Cette prise en compte des points faibles par les auteurs tend à répondre partiellement aux critiques qui peuvent parfois être formulées sur le manque d’équilibre que peut avoir une approche exclusivement centrée sur le champ conceptuel des forces. Par exemple, Kaiser et Whitte, s’appuyant sur plusieurs études, rédigeaient en 2008 un article appelant à une démarche plus équilibrée pour permettre aux managers de s’adapter aux changements inévitables auxquels ils seront confrontés et répondre aux mieux aux besoins de leur organisation.
Un troisième piège à éviter serait de considérer qu’un talent trop présent devient un point faible (par exemple, être trop dans le commandement, être trop dans l’empathie etc.). Les auteurs remettent en cause cette conception qui viserait à réprimer un talent et considèrent plutôt qu’il y a un déficit de talents complémentaires utiles au rôle de l’individu. Dès lors, la stratégie ne serait pas de réprimer un talent majoritaire mais d’utiliser l’une des stratégies permettant de compenser une faiblesse de talent. Cet avis va à l’encontre du positionnement de Kaiser et Whitte qui, en 2008, évoquaient les dangers d’une surutilisation et d’une mauvaise utilisation de ses forces, ces derniers devenant des faiblesses. Selon eux, le fait de trop utiliser et trop se reposer sur ses forces peut devenir une faiblesse car les personnes ont tendance à ne pas prendre en compte des approches complémentaires de la situation. Ils indiquent que des managers qui connaitraient mal leurs talents auraient tendance à la surutilisation de ces derniers dans un contexte non adapté à ceux-ci, qui plus est avec un évitement des approches complémentaires, conduiraient à une diminution de l’efficacité du leadership et de la performance de l’équipe. Ce risque pourrait être évité, selon eux, en garantissant une approche prenant en compte autant les forces que les faiblesses.

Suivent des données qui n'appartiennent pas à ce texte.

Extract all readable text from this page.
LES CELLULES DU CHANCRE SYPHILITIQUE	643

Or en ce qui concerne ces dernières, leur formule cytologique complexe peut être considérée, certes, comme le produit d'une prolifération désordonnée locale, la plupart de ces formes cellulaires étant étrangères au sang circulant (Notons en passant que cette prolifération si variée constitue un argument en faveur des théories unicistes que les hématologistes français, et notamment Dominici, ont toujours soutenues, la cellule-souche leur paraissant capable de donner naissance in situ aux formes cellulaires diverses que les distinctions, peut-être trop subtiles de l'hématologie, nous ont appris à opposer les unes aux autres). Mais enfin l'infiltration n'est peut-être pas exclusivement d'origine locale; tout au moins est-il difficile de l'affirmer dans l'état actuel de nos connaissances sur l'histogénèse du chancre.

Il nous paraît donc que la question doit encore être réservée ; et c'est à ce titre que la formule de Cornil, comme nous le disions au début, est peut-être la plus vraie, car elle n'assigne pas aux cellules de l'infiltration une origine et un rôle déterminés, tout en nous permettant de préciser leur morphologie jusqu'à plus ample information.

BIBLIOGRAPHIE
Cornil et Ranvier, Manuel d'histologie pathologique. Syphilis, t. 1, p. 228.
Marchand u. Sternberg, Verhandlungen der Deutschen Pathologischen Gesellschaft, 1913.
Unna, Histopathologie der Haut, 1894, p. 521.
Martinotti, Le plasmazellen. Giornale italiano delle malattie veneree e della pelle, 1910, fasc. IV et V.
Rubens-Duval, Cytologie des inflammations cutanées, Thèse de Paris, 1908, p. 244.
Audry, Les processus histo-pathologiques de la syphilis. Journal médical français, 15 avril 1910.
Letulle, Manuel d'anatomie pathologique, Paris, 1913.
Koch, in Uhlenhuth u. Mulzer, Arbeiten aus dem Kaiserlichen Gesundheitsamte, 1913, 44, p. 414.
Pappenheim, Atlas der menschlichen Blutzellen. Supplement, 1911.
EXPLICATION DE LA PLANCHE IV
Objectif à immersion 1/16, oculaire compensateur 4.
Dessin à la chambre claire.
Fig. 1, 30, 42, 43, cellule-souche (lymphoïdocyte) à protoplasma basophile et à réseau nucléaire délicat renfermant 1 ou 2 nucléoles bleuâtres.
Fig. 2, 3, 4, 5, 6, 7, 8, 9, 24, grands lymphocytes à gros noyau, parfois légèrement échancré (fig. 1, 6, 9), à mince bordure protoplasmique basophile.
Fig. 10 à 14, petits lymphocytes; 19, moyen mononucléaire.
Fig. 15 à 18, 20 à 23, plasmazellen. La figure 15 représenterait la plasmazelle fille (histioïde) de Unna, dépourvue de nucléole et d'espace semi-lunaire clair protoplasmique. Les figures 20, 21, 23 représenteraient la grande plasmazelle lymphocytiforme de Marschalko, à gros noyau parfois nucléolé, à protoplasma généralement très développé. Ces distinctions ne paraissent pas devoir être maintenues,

Un quatrième piège à éviter serait de considérer que les talents permettent d’orienter les individus vers un domaine et un rôle précis. Les auteurs précisent que des talents similaires peuvent permettre d’atteindre l’excellence dans une multitude de domaines (vente, administration, enseignement etc.), il n’est donc pas pertinent de considérer que les talents X, Y et Z conduisent au domaine A alors que les talents M, N et O conduisent au domaine B par exemple. Pour ce qui est du rôle, les auteurs indiquent avoir retrouver des talents communs chez les répondants de certains rôles (médecins, pilotes etc.). Mais, sans consentir à dire que « chacun peut faire n’importe quel rôle », ils indiquent que la stratégie la plus pertinente est d’adapter notre rôle pour qu’il exploite au mieux nos talents. Pour illustrer, ils citent deux pilotes qui ont certains talents en commun, d’autres différents, et ont eu une trajectoire de carrière différente car l’un s’est épanoui dans la formation d’autres pilotes tandis que l’autre s’est épanoui en volant grâce aux responsabilités qu’il ressentait lors des phases d’atterrissage et qui renvoyaient à certains de ses talents.
Le cinquième piège à éviter serait de promouvoir uniquement en donnant un rôle de manager, qui ne conviendrait pas aux talents des personnes, ou faire que certains rôles soient plus prestigieux que d’autres, et donc une étape nécessaire à la carrière même s’ils ne correspondent pas aux talents des personnes.
Le dernier écueil à éviter serait d’utiliser l’évaluation des talents à des fins thérapeutiques ou cliniques. Dans un rapport technique en fin de livre (Buckingham et Clifton, 2008), le directeur principal de l’étude au sein de l’entreprise Gallup précise que leur outil est principalement utilisé au travail, peut être utile pour comprendre son fonctionnement dans d’autres contextes comme la famille ou le développement personnel, nous ajouterons le système d’enseignement (Clifton, Anderson et Schreiner, 2006), mais n’est pas destiné aux diagnostics ou à des évaluations psychiatriques.
Pour compléter cette liste d’écueils, nous pouvons également citer l’alerte de Ben-Shahar et Ridgway (2018) concernant le fait que certaines personnes ont tendance à adopter une mentalité arrêtée (considérer les choses comme immuables) tandis qu’une approche centrée sur les points forts nécessite une mentalité de progrès (faire des efforts en exerçant et continuant à développer ses points forts, encourager les personnes à faire cela) pour obtenir des résultats positifs.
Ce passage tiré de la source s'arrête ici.